Supertufão Bavi se aproxima dos territórios do Pacífico dos EUA
⚡ Resumo rápido
• Tempestade com ventos sustentados de 269 km por hora e rajadas de até 324 km por hora SAIPAN: As pessoas nos territórios norte-americanos de Guam e das Ilhas Marianas do Norte se prepararam no sábado, à medida que o segundo supertufão desde abril se aproximava, trazendo ventos equivalentes a furacões de categoria 5.
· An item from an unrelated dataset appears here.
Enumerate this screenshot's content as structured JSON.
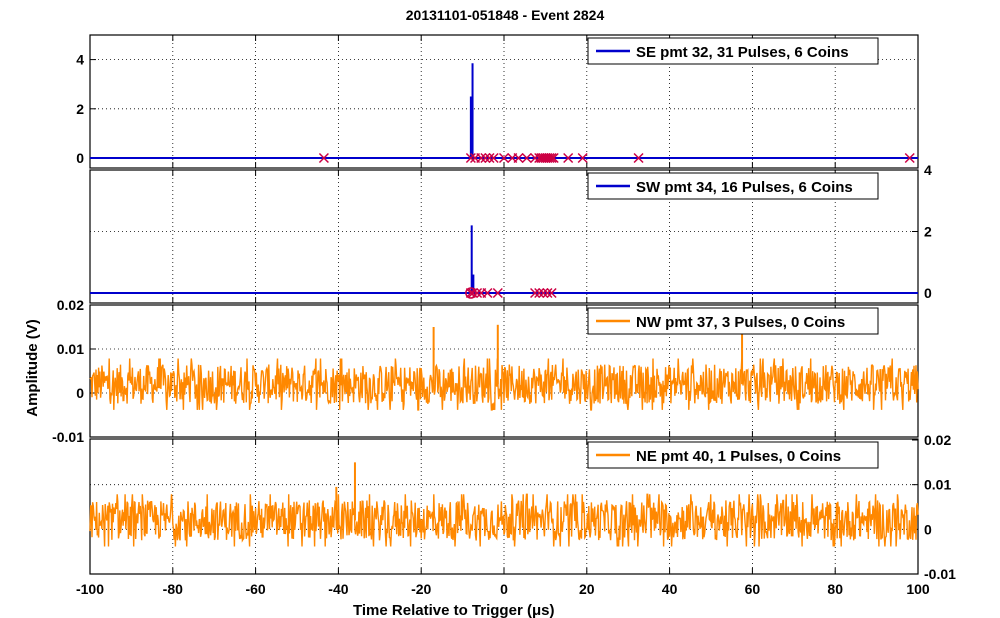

• Tempestade com ventos sustentados de 269 km por hora e rajadas de até 324 km por hora
SAIPAN: As pessoas nos territórios norte-americanos de Guam e das Ilhas Marianas do Norte se prepararam no sábado, à medida que o segundo supertufão desde abril se aproximava, trazendo ventos equivalentes a furacões de categoria 5.
O supertufão Bavi estava se movendo para oeste com ventos sustentados de 269 quilômetros por hora e rajadas de 324 quilômetros por hora, informou o Joint Typhoon Warning Center em uma atualização às 19h, horário local.
Esperava-se que o olho da tempestade passasse na segunda-feira muito perto da pequena ilha de Rota, entre Guam e Saipan, a principal ilha das Marianas do Norte, com ventos que deverão aumentar para 278 quilómetros por hora.
"Minhas meninas me disseram que é assustador, mas vai ficar tudo bem. Minha casa é de concreto, então o pior que pode acontecer é uma janela explodir", disse Arabella Paulino, 48 anos, em uma praia de Guam enquanto o céu escurecia.
“O tufão Sinkalu em abril não foi tão ruim quanto Mawar em 2023. Isso derrubou toda a minha casa”, disse Derma Soaladaob, 51 anos. "Eu fico no norte, mas vou para um hotel. Tenho uma casa de concreto, mas com o barulho e o vento dá medo."
Guam estava programado para entrar em Condição de Prontidão 2 – o que significa que um tufão era esperado dentro de 24 horas – a partir das 22h.
Os abrigos de emergência deveriam abrir no domingo às 7h, disse o gabinete do governador. Os residentes foram instruídos a levar comida e água suficiente para sete dias para cada membro da família nos abrigos, bem como remédios e roupas de cama. Animais de estimação não eram permitidos.
Quaisquer planos para comemorar o 250º aniversário dos Estados Unidos no sábado, também Dia da Libertação de Saipan, foram rapidamente superados pelos preparativos para a tempestade.
Ambos os territórios declararam estado de emergência. Muitos dos cerca de 200 mil habitantes das ilhas fizeram fila em postos de gasolina e lotaram lojas de ferragens para comprar madeira compensada para tapar janelas enquanto estocavam itens essenciais.
Jeff Garcia, 48 anos, que mora na vila de Kagman, nas Marianas do Norte, disse que a segurança era a principal prioridade, acrescentando que já haviam enfrentado supertufões antes.
“Compramos itens básicos como água, velas, pilhas e enlatados”, disse Garcia. “Como comunidade, a nossa maior defesa é a nossa unidade, a nossa preparação e a nossa disciplina.”
O arquipélago das Marianas do Norte e a vizinha Guam abrigam cerca de 210 mil pessoas. Grandes batalhas foram travadas na área durante a Segunda Guerra Mundial.
O supertufão Sinlaku, que ocorreu em meados de abril, cortou a energia de dezenas de milhares de pessoas, arrancou árvores, capotou carros e arrancou telhados de metal de edifícios. Um navio cargueiro, o MV Mariana, sofreu falha de motor e capotou.
O corpo de um tripulante foi recuperado; outros cinco estavam desaparecidos e considerados mortos.
A Cruz Vermelha Americana alertou que alguns moradores ainda estavam em abrigos temporários, mesmo quando enviou equipes de emergência antes da chegada de Bavi.
Em Marilla, 42 anos, de Saipan, disse que a ideia de passar por tudo isso novamente sem eletricidade e água era triste. “Além disso, o processo de solicitação de assistência demora muito e ter que manter os gastos do próprio bolso para as nossas necessidades diárias é realmente desgastante”, disse Marilla.